Joseph Roth es unánimemente considerado uno de los mayores narradores de la primera mitad del siglo XX. Su obra hoy en día no es muy popular, pero los expertos coinciden en su gran calidad literaria. Roth fue un judío nacido en la región de Galitzia, por aquel entonces parte de imperio austrohúngaro, y participó en la Gran Guerra encuadrado en un regimiento de tiradores. Fue probablemente esta experiencia la que inspiró su novela más célebre, La marcha Radetzky, en la que a través de tres generaciones de una familia, los Trotta, beneficiada por el favor del emperador, se narra el declive y caída del imperio de los Habsburgo, y es tenida por la crónica más certera de la desaparición de un mundo y de un estilo de vida periclitado. Ejerció el periodismo en diversas ciudades, sobre todo en Berlín, y con el ascenso de Hitler al poder se vio obligado a exilarse en París, donde murió en 1939 víctima del alcoholismo.
La leyenda del santo bebedor es la última obra salida de su pluma, poco antes de morir. En España fue publicada por Anagrama en 1981 y su editor, Jorge Herralde, encargó a Carlos Barral un prólogo.
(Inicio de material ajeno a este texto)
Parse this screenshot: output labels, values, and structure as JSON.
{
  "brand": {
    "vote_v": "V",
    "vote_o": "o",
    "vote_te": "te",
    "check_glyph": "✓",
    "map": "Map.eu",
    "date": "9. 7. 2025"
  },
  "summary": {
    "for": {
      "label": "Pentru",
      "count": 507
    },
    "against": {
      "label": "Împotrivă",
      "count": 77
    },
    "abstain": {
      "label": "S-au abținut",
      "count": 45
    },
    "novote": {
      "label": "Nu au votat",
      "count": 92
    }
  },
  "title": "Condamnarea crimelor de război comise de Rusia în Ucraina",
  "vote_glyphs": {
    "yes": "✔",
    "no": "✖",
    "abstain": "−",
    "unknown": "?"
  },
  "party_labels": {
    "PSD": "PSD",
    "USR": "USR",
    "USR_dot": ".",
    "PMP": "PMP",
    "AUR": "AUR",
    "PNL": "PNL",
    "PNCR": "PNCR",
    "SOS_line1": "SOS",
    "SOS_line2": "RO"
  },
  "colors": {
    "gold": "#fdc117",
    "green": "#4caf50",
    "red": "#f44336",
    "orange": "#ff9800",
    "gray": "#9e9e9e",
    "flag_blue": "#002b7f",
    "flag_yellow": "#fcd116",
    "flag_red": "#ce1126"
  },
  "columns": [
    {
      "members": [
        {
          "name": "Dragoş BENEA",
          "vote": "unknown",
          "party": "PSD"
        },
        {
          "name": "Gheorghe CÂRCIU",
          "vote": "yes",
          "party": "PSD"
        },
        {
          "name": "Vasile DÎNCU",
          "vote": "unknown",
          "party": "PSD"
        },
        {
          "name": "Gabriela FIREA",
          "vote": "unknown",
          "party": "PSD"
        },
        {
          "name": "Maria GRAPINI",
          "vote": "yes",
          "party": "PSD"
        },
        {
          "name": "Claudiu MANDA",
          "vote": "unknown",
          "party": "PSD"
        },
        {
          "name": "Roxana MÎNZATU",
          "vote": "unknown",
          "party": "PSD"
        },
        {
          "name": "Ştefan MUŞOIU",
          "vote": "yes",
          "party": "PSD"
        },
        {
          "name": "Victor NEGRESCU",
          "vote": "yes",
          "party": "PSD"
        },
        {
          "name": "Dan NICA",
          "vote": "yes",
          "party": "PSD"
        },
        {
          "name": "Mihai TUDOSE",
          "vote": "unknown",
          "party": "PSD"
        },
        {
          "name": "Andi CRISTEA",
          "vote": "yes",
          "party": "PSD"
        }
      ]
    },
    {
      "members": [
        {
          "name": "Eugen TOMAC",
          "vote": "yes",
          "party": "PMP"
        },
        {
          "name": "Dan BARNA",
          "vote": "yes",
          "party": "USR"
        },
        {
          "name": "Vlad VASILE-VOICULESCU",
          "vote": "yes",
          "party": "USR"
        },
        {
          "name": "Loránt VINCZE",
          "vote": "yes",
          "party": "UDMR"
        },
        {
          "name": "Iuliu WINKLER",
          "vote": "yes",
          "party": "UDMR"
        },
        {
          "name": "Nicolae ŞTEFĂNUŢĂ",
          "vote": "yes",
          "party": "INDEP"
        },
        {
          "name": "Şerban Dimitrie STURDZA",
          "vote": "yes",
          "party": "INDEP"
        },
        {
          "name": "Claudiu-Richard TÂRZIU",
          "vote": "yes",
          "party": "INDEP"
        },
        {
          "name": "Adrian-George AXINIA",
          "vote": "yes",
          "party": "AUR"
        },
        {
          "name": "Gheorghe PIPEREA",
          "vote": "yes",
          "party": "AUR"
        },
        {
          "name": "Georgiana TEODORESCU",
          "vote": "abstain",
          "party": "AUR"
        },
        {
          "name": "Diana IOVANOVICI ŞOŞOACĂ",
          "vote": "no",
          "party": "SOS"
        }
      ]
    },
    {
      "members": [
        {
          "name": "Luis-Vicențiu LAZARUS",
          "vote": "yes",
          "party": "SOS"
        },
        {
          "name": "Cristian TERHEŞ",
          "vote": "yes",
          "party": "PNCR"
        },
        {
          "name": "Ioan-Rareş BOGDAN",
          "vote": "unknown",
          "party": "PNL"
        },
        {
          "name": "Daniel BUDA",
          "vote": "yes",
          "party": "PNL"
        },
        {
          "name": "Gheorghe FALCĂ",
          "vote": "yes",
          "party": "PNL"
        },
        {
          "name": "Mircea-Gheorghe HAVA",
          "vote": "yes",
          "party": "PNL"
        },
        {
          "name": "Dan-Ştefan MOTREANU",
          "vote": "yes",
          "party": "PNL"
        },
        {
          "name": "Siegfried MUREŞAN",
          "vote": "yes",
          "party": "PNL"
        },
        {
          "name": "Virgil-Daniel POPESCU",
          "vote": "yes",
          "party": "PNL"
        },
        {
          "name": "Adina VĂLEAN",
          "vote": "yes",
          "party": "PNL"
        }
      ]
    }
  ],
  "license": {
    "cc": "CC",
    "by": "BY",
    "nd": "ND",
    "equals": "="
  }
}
Al gran poeta, memorialista y editor no le podía pasar desapercibido el hecho de que, tratándose de una nouvelle que narra los últimos días en la vida de un clochard, un alcohólico terminal, Herralde le consideraba idóneo porque él mismo fue un gran bebedor, y en alguno de sus escritos —incluido obviamente este prólogo— expuso de forma meridiana su punto de vista, favorable al consumo social de alcohol y despectivo con respecto a los abstemios, “cínicos frustrados” que se apoyan en argumentos de una “sanidad inhumana, mecanicista”, y que “ignoran la gloria de los paraísos artificiales, el aliento a la imaginación creativa, la mitigación de las timideces y la burbuja de cordialidad y de solidaridad con la que el alcohol envuelve a los que lo aprecian”.
Explica Barral comentando el largo relato cómo “el vino santifica, en cierto modo diviniza”, lo que justifica los hechos milagrosos vividos por el protagonista, Andreas, antes de su fallecimiento: como dice Roth en la obra, “denos Dios a todos nosotros, bebedores, tan divina y hermosa muerte”. En un epílogo escrito por Hermann Kesten, el también escritor narra su último encuentro con Roth en un café de París poco antes de su muerte:
“Delante de Roth había uno o dos vasos que contenían una mezcla amarillo-verdosa (absenta) y media docena de posavasos, que servían para que los camareros parisienses calcularan cuánto habían bebido sus clientes”.
Pero según Kesten, la embriaguez tornaba a Roth una persona lúcida, tolerante y cariñosa, con una “sonrisa empañada de melancólica inteligencia”.
Joseph Roth fue, a su modo, también un “santo bebedor”, como lo fue el propio Barral y tantos y tantos otros eminentes literatos.